One of the defining characteristics of navies in the postmodern era is their involvement in irregular security missions. From anti-piracy to anti-trafficking, counter-terrorism and migration control, the scope of unconventional security tasks undertaken by maritime forces in recent years has expanded significantly. The most prominent of these tasks has been humanitarian assistance and disaster relief (HADR), aimed at helping populations in coastal areas survive natural calamities. Since the Indian Ocean tsunami in December 2004, when giant waves originating in the waters off Sumatra submerged huge swathes of coastal South and South-East Asia, disaster relief has formed an important part of the broader mission-set of maritime forces.
The Indian Navy has played a leading role in humanitarian operations in the Indian Ocean littorals. Beginning with the 2004 tsunami, when 19 Indian naval ships conducted relief operations in Sri Lanka, Indonesia and the Maldives, the Indian Navy and Coast Guard have regularly participated in HADR missions in South Asia, West Asia and even the South China Sea, carrying out relief operations, search and rescue and emergency evacuations of people in need of urgent assistance.
Over the last fortnight, the Narendra Modi government showed once again why humanitarian assistance remains a vital component of India’s regional political outreach. After major floods and landslides killed over 200 people in Sri Lanka, Indian naval ships rushed to provide relief to the affected people in the island state. In what was widely reported as the worst spell of rainfall since the 1970s in Sri Lanka, Indian naval vessels played a key role in stabilising the island nation’s flood-affected areas, providing critical relief supplies and medical assistance.
New Delhi was quick to respond to an appeal for assistance by the Sri Lankan government, dispatching naval ships within hours of the first report detailing the scale of the unfolding tragedy in Colombo. The INS Kirch, on its way back from deployment in the Maldives, was diverted south, even as the INS Shardul and INS Jalashwa were ordered to sail with dispatch for relief operations. A day later, the INS Sumitra was involved in a search and rescue operation in Bangladesh, where cyclone Mora had caused significant destruction of property and life. The Indian warship rescued 33 people swept into the sea by the cyclone — the second time in less than a month that Indian naval assets had been involved in a rescue of this nature, after INS Kirch and a Dornier aircraft carried out a search and salvage operation off the Maldives, recovering a local landing craft lost in the waters between the Thulusdhoo and Gan islands.
The Indian Navy’s humanitarian impulse also manifests in the many evacuation operations from countries in the grip of political turmoil and rapidly deteriorating security conditions that Indian warships have undertaken in recent years. In April 2015, Indian ships were involved in the safe evacuation of over 2,000 Indian expatriates and over 1,300 foreign nationals from an intense combat zone in Yemen. Indian naval ships have previously carried out rescue missions in Libya, Lebanon and Somalia, where political turmoil left scores of Indian nationals stranded in conflict zones with little hope of survival.

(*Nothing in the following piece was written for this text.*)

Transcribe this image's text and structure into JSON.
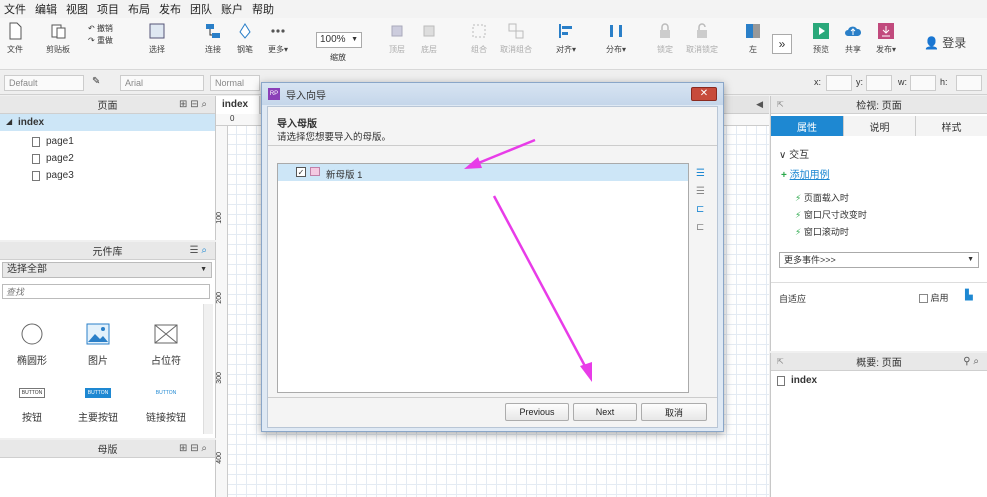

Even so, India’s governing elite know that the Indian Navy isn’t the only security provider in South Asia. Like other occasions in the recent past, the Colombo floods witnessed an active contribution from many other regional maritime forces, including the Chinese navy, which sent three warships, and the Pakistan navy. The People’s Liberation Army (PLA) navy’s humanitarian efforts in the Indian Ocean have been a trigger for disquiet in India’s defence establishment. After Chinese warships evacuated 35,000 Chinese nationals from Libya (2011), and PLA navy’s specialised vessels carried out a search for the remains of Malaysian airliner MH370 in the southern Indian Ocean (2014), India’s naval leadership suspects Beijing might be using humanitarian operations to boost its security and diplomatic influence in South Asia.
Unfortunately, the Indian Navy’s humanitarian cause has been adversely affected by the absence of a dedicated platform for disaster relief missions. Unlike the US and China, whose navies have hospital ships fully equipped for medical assistance, India deploys regular warships and amphibious vessels converted for search, rescue and relief missions. In terms of both optics and utility, India’s improvised platforms do not match the US navy’s medical ship USNS Mercy or the PLA navy’s Peace Ark — custom-made hospital ships that enable specialised medical services on a grander, more visible scale, allowing for the leveraging of humanitarian service for diplomatic gains.
Still, India’s keen involvement in multiple relief missions in Asia is a reminder that as natural disasters become more frequent and intense, New Delhi’s contribution to humanitarian missions will rise incrementally. With the growing urbanisation of coastal areas, Indian naval ships will increasingly find themselves at the forefront of rescue and relief effects in disaster-hit states. Inevitably, Indian vessels will be first on the scene, rendering critical life-saving assistance in the early hours of a natural disaster, as in the case of Sri Lanka and Bangladesh recently.
The Indian Navy’s humanitarian mission is likely to remain a key factor in India’s projection of diplomatic soft power and a potent symbol of New Delhi’s neighbourhood-first policy.